Saturday, September 28, 2019
Garlanded: JUDY
Judy, in standard biopic fashion, is as intermittently moving as it is surface-level false. At best, it works, yet
even there its sentimental button-pushing is an artifice that never
quite cracks the central problem of how to represent the interior life
of one of Hollywood’s greatest icons. Here is Judy Garland, at the end
of her life, drinking and pill-popping, lashing out at hecklers and
quivering vulnerably and almost satisfied before the adoring crowds at
her limited engagement at a London club. In six months she’ll be dead.

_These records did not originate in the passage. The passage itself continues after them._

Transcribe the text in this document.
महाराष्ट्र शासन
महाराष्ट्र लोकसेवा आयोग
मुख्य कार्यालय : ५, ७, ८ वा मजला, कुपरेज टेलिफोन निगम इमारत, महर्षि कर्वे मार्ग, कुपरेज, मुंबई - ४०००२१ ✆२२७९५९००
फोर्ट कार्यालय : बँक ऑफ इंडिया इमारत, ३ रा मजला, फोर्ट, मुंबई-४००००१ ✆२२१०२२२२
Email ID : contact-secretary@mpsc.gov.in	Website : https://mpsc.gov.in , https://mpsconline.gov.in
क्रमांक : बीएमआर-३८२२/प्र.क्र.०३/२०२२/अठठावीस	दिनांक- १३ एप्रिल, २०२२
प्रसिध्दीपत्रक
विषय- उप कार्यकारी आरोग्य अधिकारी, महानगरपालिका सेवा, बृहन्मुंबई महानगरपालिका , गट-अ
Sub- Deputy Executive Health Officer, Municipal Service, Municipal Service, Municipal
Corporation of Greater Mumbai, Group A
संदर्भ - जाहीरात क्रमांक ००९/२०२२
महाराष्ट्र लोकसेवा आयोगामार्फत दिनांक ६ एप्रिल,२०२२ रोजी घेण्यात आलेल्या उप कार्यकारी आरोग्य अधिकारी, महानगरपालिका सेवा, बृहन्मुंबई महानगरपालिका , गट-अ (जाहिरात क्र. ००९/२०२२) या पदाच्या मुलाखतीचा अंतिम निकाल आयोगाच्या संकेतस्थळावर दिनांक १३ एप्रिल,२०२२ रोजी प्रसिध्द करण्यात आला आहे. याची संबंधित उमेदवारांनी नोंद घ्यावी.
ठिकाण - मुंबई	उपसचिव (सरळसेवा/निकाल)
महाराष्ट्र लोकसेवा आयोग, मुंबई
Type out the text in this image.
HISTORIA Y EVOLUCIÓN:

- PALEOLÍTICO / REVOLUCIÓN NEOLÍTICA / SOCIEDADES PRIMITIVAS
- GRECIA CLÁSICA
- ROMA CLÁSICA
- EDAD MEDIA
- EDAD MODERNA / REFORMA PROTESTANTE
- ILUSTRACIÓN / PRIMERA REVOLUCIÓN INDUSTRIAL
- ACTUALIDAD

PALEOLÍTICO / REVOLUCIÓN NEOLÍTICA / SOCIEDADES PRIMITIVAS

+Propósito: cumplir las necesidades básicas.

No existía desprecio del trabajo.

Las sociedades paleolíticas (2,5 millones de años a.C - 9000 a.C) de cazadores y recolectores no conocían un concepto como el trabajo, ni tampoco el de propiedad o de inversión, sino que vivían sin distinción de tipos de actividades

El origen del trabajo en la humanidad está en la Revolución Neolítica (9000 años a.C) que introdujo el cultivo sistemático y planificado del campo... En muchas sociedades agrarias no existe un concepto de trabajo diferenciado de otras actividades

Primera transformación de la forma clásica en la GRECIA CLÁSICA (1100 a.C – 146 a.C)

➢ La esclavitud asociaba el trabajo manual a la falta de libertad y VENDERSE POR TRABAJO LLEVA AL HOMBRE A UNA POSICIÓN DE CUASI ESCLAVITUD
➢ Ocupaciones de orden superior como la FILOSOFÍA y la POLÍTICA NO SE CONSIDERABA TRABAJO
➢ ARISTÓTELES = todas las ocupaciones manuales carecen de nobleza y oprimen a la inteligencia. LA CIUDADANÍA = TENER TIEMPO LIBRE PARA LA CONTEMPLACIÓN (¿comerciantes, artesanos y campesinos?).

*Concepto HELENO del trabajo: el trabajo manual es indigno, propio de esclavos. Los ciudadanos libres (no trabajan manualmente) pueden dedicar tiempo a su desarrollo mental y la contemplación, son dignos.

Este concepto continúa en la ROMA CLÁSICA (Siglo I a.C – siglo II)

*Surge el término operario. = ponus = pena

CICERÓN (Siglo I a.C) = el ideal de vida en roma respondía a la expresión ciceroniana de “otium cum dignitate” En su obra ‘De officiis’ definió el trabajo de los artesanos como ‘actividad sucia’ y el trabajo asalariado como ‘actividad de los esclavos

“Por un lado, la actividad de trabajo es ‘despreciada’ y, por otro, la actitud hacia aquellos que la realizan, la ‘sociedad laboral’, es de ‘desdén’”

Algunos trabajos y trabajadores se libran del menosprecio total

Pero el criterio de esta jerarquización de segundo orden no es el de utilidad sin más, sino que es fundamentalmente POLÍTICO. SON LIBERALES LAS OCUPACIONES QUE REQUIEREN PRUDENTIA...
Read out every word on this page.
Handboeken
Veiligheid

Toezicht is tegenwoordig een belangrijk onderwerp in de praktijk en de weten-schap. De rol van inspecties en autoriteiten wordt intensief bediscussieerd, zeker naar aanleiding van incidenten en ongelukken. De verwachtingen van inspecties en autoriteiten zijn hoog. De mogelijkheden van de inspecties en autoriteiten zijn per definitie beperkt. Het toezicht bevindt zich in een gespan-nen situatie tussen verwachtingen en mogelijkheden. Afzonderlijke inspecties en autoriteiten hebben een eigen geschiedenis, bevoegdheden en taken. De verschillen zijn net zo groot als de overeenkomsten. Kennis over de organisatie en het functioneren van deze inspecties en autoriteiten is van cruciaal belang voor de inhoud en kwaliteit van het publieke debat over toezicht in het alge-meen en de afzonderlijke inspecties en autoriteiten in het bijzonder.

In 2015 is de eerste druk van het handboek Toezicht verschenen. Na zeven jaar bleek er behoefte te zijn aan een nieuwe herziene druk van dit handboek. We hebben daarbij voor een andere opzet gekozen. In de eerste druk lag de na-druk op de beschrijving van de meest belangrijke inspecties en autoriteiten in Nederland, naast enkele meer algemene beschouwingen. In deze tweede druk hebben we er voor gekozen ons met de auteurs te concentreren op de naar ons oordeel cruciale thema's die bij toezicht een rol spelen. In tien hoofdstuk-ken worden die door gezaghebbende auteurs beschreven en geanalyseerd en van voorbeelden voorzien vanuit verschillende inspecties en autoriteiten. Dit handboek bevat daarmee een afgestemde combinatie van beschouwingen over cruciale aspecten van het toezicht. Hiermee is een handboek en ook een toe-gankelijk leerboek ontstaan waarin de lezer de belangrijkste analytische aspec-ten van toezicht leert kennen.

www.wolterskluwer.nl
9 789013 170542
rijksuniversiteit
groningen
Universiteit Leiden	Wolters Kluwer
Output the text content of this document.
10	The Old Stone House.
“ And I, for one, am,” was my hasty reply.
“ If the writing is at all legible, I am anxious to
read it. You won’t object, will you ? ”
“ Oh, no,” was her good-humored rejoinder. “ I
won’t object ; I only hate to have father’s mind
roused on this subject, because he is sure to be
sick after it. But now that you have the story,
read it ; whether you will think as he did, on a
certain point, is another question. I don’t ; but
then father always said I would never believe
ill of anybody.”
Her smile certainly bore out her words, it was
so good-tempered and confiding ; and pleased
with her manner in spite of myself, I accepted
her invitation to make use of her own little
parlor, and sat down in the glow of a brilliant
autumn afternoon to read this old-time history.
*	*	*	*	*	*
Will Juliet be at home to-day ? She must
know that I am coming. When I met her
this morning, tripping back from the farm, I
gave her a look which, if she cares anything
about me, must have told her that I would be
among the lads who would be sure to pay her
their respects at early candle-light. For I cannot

Screenwriter Tom Edge and director Rupert Goold, crafting a
tasteful-to-a-fault film with little visual or verbal flair, don’t
really know what sort of story to tell, and are content to rehearse the
standard takes on her story, and the easy psychologizing about what
went wrong. We get fleeting flashbacks to her time making The Wizard of Oz. In some ways, the first scene is the film’s best, as vaguely lecherous MGM head Louis B. Mayer (Richard Cordery) leads a young Judy (Darci Shaw) out of a dark space of backstage doubt and onto a fake Yellow Brick Road set, and at one point in his monologue about how she’s so much better than “normal” girls in the audience they fleetingly make startling eye contact with the camera. We’re implicated in this moment, a culture devouring her without considering her personhood, but in the rest the blame is put on the studio serving her pills to go and pills to drop, working her nonstop. Then the bulk of the movie puts Judy at the other end of her career, with RenĂ©e Zellweger admirably inhabiting the role. She deserves all of the praise, as the movie is literally nothing without her. There were moments watching her stalk the stage or curled up despondent in her hotel suite or bitterly arguing with an ex-husband (Rufus Sewell) where I found myself thinking I was not watching an excellent impersonation, but Judy herself. That's movie magic. She’s a movingly fragile performer here, wasting away, crumbling inward, yet still able to pull it together to blast out a “Trolley Song” here and there. It’s a beguiling, interior performance, fully fleshing out what the film otherwise sketches in with cliches and received conventional wisdom about its subject. The scenes that most overtly deal with her persona or cultural import — an encounter with a gay couple outside the stage door, and one flashback with a dopey Mickey Rooney in a fake diner — are both moving and contrived, both true and not true in an instant. But they, like Zellweger, get at the simultaneous fragility and power that Garland possessed, what made her a star and keeps her alive. This shapeless movie can't extinguish the fire at its center.